The problem with this lawsuit, however, is that  Polymer80 followed all relevant laws.

See, “ghost guns” aren’t illegal in the state of California. You can make a weapon if you want, you just have to give it a serial number and, if applicable, register it with the state. Polymer80, because they don’t sell firearms, isn’t required to go through FFL dealers. In fact, while they could distribute to FFL holders, there’s nothing to require them to conduct a background check, either.

Because Polymer80 complied with every law on the books as it understood them at the time of the sale, you’re going to have a hard time making the case that they did so illegally.

Then again, this is California.

In a way, this lawsuit could be a gift to Polymer80.

Remember them getting hammered over kits that allowed you to buy everything you needed to build your own gun? A lawsuit puts it into the court system, which means it could well end up before the Supreme Court, which may well rule that they did nothing wrong with those kits, thus undercutting everything the ATF has been trying to do.

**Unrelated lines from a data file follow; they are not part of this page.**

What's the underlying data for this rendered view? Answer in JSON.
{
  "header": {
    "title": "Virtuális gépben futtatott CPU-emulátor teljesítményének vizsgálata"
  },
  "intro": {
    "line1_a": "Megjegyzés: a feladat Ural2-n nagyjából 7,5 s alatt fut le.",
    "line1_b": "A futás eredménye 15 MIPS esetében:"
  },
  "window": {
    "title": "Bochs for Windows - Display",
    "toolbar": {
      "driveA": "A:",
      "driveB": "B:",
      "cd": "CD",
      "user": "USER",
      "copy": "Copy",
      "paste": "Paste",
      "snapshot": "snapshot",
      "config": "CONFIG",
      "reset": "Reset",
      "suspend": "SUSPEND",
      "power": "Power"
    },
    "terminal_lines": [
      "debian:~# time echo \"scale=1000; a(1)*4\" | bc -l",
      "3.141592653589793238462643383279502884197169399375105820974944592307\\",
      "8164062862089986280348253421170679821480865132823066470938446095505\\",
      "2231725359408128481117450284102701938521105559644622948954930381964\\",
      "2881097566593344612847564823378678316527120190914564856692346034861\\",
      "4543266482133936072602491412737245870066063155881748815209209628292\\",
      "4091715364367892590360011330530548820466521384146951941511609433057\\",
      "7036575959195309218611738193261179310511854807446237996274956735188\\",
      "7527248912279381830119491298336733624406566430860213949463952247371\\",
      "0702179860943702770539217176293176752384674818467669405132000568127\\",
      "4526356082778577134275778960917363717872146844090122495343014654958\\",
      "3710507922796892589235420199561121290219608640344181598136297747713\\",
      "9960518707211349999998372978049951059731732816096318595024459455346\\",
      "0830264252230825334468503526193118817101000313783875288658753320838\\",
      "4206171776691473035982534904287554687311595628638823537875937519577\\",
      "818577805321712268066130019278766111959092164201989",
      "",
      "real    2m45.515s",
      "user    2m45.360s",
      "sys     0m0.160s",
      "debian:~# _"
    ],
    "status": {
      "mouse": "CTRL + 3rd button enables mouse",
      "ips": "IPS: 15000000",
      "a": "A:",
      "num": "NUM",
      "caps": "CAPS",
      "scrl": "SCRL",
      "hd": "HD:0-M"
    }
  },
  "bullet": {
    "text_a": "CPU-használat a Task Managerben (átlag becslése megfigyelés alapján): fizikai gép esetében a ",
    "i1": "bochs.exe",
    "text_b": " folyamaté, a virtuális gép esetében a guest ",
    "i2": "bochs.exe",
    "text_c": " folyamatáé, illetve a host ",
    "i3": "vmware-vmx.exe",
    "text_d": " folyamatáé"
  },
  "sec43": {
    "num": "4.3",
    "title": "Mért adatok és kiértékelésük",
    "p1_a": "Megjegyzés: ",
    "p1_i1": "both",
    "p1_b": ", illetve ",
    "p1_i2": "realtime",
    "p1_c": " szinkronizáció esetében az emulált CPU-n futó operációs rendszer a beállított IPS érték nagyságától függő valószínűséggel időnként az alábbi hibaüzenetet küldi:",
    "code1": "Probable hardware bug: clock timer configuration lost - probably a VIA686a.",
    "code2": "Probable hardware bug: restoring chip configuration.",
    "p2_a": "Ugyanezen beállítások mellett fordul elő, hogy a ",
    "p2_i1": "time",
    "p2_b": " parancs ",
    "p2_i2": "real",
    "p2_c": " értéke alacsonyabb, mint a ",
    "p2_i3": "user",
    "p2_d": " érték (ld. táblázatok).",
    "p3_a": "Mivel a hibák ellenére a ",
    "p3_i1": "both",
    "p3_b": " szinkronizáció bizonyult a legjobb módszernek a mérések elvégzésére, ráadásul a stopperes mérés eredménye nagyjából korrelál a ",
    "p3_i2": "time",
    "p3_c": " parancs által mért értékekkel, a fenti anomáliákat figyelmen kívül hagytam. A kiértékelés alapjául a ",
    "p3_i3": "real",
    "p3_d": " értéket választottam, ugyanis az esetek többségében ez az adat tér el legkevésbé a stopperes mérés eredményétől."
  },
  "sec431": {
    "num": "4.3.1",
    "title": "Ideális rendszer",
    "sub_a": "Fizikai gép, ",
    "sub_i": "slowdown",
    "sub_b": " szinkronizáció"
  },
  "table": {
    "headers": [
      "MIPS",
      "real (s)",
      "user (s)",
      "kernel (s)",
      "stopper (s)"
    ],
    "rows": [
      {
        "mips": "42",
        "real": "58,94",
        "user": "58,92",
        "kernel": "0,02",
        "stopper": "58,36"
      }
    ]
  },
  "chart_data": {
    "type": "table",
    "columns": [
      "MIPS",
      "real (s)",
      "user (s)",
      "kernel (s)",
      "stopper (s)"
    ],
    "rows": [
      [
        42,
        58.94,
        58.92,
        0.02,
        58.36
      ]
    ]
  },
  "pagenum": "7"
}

Of course, that’s a long process. The better outcome for Polymer80 may well be for the court to throw this one out under the Protection of Lawful Commerce of Arms Act. The PLCAA covers pretty much everything related to the firearm industry, so one would assume Polymer80 would also be covered.

If not, though, then it’s a tacit admission by the courts that Polymer80 doesn’t sell firearms and shouldn’t be held responsible for what happened to these two deputies.

Somehow, I doubt a California court will see it that way, but I suppose stranger things have happened.